アメリカは、サリン事件以来新たなテロ対策を講じた、とありますので、オウムに付いても少し触れておきます。あの事件で、日本人はほとんど教訓を得ていないと言われています。テロ対策は勿論の事、若者がオウムに走った原因を鑑(かんが)みて、自らに人生の意義を問い直し、若者に人生を語る努力をしたか?ですね。相変わらず経済不況の話題ばかりではないですか。また出家というキィ-ワ-ドから、仏教の変遷を熟考したか?ですね。俗世界から隔離された山中に篭もって精神の安定を図るか、市井(しせい)に身を置きつつも精神の安定を図り人格形成に取り組むのか、「ウチは仏教だ」と言うからには考えてみたのか。ただ単に宗教批判を口にしただけではないですか。

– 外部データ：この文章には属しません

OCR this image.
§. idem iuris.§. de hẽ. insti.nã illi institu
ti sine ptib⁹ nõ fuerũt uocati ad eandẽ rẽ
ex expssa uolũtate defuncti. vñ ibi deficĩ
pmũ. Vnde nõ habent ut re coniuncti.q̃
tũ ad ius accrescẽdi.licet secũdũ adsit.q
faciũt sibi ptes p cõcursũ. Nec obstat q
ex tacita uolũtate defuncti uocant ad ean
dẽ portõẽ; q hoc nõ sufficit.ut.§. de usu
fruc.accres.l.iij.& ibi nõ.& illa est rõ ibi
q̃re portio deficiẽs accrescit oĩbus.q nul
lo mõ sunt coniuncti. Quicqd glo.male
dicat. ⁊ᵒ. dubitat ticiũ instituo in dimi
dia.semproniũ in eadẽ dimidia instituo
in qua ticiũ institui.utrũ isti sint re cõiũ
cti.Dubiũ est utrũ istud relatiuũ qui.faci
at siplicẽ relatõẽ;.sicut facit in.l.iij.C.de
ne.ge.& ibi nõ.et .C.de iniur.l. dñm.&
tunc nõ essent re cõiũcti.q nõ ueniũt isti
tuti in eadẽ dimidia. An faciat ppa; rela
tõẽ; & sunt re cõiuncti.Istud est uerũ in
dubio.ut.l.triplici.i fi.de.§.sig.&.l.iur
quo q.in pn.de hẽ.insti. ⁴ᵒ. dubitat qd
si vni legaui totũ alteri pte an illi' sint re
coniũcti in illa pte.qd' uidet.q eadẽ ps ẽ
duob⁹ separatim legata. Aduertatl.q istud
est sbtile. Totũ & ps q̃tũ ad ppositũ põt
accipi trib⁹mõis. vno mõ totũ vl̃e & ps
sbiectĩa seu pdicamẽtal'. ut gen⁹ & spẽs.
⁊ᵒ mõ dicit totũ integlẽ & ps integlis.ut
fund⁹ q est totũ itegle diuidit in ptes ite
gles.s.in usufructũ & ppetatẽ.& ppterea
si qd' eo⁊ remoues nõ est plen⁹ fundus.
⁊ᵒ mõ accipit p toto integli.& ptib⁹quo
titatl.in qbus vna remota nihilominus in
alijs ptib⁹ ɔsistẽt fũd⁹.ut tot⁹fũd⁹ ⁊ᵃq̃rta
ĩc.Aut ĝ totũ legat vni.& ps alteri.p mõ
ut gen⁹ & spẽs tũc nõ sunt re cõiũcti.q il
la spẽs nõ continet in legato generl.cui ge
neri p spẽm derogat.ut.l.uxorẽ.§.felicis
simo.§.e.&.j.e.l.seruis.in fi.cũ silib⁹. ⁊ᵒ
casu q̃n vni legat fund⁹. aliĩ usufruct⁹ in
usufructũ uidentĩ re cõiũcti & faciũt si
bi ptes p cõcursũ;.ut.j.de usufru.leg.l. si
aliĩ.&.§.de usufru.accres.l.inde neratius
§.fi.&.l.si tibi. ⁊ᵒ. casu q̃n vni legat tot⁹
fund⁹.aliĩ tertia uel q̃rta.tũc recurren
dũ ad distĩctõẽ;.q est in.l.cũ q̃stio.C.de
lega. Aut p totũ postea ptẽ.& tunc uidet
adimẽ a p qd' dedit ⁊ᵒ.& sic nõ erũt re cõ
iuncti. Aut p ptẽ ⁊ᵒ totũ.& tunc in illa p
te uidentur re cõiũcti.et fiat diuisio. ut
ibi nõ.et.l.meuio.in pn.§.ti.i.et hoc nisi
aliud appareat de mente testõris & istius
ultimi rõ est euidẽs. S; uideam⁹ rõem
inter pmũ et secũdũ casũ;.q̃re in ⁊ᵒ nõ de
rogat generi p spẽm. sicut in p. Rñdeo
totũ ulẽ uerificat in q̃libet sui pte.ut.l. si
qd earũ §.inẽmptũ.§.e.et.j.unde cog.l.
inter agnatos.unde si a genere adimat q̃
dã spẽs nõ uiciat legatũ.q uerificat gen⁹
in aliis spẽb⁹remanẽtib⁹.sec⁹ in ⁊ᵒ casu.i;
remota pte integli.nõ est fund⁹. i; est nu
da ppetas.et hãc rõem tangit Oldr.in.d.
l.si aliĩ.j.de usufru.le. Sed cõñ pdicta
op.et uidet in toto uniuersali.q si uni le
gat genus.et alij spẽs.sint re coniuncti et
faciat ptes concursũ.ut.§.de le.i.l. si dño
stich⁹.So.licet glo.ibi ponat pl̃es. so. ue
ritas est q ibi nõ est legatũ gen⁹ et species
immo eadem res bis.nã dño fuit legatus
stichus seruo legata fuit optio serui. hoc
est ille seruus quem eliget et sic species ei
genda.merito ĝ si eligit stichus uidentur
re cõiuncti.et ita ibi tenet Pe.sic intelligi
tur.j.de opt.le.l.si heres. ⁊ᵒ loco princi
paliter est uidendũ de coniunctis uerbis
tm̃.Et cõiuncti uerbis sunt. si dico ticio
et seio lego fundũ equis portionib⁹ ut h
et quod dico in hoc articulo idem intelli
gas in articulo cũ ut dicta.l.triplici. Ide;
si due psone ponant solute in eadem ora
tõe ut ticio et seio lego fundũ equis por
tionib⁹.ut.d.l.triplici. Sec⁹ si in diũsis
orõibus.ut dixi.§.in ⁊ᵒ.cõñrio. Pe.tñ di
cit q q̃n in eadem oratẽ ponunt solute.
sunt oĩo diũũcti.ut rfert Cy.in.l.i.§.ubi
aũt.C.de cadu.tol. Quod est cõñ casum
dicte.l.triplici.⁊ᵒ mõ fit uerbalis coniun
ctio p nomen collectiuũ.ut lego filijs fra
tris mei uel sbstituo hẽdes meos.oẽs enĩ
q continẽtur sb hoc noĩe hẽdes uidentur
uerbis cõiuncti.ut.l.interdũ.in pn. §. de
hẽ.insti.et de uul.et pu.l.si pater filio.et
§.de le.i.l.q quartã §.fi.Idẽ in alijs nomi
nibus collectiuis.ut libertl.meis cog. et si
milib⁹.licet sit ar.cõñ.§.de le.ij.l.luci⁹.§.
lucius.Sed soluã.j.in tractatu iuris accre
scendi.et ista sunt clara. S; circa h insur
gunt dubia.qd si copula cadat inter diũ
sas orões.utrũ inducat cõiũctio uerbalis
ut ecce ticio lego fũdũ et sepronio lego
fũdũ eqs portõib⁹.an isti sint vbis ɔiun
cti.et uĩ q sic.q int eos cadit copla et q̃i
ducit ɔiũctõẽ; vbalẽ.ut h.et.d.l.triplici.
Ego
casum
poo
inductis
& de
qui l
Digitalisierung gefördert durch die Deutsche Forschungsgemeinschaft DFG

出家しなければ救われないとするならば、精神の後退です。また、精神世界を求める上で、モノに頼ってしまったことは本末転倒ですね。グッズに頼るということは、本質的にオウムと同じ道なのです。そうしたことを、自分のところに置き換えて考えていくようにしていかなければ、よりよい社会は築けません。

イスラムの話に戻りますが、そもそもイスラム教というのはアラ-の下に正義と平等を貫いて、共に助け合うということを掲げる素晴らしい宗教です。そして、イスラム世界は、空位の桁を示す「0」を含めた数字の専用表記を発明したことからも解るように、優秀なのです。今年から21世紀と言うのも、もともとキリスト教世界には「0」の概念が無かったからですね。この点について言えば、ある時代まではイスラム世界の方が進んでいた訳ですね。その優秀性を再確認し、問題の原因を敵に求めず、自助努力をしていくべきでしたね。

人類は、最高神のご意図というものを求めなくてはいけません。「我が国家・・・」「我が民族・・・」というように主張しているうちは、お互いに程度が低いですね。ただ、本音を言っていたら、指導者になれないと言う国際社会の現実がありますから、馬耳東風ですかね・・・。